Awareness of gluten-related disorders: A survey of the general public, chefs and patients
S.Simpson et al
Background & aims
We sought to establish the level of knowledge of celiac disease (CD) and gluten sensitivity (GS) among the general public and chefs, and to compare dining habits of people with CD and the general public.
Surveys assessing knowledge of CD and GS as well as dining habits were administered through an Internet survey tool or face-to-face.
The chef survey also assessed training/education.
Among 861 persons from the general public 47% had heard of CD, 67% of GS and 88% of peanut allergy.
Chefs were more likely than the general public to have heard of CD (77% vs. 47%, p < 0.0001), though greater proportions in both groups had heard of GS (89% vs. 67%, p < 0.0001).
63% of patients (n = 790) reported that they avoid restaurants because of the gluten-free diet and ate take-out food and restaurant food significantly less often than the general public.

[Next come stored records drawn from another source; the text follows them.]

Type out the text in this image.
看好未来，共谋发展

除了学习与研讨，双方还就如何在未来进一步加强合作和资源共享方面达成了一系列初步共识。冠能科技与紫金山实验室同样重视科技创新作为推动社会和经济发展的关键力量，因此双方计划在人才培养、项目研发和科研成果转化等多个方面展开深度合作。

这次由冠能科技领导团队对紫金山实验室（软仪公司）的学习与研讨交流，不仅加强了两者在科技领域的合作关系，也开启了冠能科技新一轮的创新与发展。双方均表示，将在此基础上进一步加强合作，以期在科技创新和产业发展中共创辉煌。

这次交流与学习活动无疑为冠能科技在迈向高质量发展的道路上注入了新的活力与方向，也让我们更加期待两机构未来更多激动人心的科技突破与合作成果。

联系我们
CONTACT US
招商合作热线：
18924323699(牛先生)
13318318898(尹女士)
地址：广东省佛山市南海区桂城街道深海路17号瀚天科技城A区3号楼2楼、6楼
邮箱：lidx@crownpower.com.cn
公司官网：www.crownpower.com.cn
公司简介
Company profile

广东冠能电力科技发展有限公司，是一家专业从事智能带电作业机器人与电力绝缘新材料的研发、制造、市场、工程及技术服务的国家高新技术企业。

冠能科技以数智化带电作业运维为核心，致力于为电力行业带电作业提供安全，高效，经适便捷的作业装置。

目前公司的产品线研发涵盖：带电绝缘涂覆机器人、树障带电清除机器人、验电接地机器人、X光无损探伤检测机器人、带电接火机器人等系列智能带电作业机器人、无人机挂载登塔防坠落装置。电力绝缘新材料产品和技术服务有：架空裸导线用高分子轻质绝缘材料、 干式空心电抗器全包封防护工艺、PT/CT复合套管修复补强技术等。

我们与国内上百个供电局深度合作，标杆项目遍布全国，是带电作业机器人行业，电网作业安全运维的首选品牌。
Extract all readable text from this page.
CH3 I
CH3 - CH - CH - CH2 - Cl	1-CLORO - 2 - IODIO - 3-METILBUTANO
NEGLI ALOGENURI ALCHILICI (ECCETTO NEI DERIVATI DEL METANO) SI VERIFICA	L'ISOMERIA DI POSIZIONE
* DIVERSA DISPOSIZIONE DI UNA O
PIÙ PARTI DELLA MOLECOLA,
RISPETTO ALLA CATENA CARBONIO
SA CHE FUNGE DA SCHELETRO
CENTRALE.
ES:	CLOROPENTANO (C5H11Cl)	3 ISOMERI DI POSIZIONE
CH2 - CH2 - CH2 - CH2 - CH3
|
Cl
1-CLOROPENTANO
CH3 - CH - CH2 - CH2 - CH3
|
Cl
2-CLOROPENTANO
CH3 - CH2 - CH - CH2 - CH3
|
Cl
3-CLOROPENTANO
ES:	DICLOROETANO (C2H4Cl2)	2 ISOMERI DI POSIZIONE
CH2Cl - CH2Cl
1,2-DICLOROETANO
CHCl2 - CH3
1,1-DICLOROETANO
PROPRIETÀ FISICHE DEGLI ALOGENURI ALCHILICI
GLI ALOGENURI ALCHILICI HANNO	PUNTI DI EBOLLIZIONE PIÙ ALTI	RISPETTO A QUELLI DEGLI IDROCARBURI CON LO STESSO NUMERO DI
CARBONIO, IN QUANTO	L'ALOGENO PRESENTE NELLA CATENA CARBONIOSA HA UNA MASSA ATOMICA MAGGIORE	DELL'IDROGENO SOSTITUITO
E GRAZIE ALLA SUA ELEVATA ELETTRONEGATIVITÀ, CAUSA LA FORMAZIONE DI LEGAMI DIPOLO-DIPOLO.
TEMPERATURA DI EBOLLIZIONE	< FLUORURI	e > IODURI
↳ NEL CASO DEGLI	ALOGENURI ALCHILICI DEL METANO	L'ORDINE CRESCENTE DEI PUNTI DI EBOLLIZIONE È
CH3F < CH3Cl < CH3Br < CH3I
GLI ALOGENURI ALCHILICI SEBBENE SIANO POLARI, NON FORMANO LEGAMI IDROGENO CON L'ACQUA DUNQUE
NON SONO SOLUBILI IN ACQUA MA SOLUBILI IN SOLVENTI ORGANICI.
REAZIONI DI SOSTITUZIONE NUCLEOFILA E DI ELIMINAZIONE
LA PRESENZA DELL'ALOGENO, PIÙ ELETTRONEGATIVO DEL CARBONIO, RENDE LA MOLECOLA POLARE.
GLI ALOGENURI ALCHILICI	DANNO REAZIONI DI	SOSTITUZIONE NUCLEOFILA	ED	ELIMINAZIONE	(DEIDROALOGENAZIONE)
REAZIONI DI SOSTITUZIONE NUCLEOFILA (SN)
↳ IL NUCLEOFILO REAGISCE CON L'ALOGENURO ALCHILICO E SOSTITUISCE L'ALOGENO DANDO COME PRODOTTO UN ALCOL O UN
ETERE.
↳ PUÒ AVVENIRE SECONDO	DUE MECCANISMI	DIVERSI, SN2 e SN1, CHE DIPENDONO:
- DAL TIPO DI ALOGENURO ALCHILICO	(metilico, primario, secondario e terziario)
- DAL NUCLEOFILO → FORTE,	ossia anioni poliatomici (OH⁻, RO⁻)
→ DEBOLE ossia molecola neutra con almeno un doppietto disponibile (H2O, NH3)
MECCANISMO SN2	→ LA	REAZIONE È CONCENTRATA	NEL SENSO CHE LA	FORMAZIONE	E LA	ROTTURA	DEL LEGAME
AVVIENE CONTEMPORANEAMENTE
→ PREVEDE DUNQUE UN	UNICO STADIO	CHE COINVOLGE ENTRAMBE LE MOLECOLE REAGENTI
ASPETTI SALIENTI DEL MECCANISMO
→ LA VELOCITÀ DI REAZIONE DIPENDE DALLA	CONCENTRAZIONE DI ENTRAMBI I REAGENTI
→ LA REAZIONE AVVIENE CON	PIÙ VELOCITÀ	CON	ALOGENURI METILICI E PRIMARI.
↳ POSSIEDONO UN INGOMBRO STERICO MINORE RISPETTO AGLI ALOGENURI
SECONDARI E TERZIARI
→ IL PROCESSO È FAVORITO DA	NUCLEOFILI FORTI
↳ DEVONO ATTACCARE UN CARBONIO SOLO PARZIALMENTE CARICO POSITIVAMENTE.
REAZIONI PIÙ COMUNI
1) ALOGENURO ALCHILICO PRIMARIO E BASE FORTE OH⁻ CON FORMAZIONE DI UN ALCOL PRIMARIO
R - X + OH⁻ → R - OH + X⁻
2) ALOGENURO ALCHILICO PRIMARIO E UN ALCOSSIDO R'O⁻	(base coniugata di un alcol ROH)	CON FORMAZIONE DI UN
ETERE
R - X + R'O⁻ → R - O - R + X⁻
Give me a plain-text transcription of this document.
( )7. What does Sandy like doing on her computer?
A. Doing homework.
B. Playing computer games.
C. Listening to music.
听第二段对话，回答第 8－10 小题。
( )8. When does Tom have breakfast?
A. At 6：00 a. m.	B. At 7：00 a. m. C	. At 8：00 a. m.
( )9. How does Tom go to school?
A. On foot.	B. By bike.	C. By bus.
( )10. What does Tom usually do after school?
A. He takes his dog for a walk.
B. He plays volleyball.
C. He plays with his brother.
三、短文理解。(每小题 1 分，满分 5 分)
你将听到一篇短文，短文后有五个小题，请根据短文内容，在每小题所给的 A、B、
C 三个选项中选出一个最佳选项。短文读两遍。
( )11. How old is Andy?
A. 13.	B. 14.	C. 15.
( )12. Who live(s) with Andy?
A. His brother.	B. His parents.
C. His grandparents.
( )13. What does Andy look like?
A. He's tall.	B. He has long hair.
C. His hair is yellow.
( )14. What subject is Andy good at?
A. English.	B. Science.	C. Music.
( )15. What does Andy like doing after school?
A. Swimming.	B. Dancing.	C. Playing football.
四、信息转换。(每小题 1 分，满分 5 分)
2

Trained chefs had more knowledge than untrained chefs (83% vs. 52%, p < 0.0001).
There was a direct relationship between the average check price and chefs’ awareness (<$25: 64% vs. >$65: 94%, p < 0.0001).
Awareness of gluten-related issues was prominent. Surprisingly, both the public and chefs were more likely to have heard of GS than CD. Most with CD avoid restaurants, and eat outside the home less frequently than the general public.
Knowledge of CD among chefs exceeds that of the general public, but varies considerably.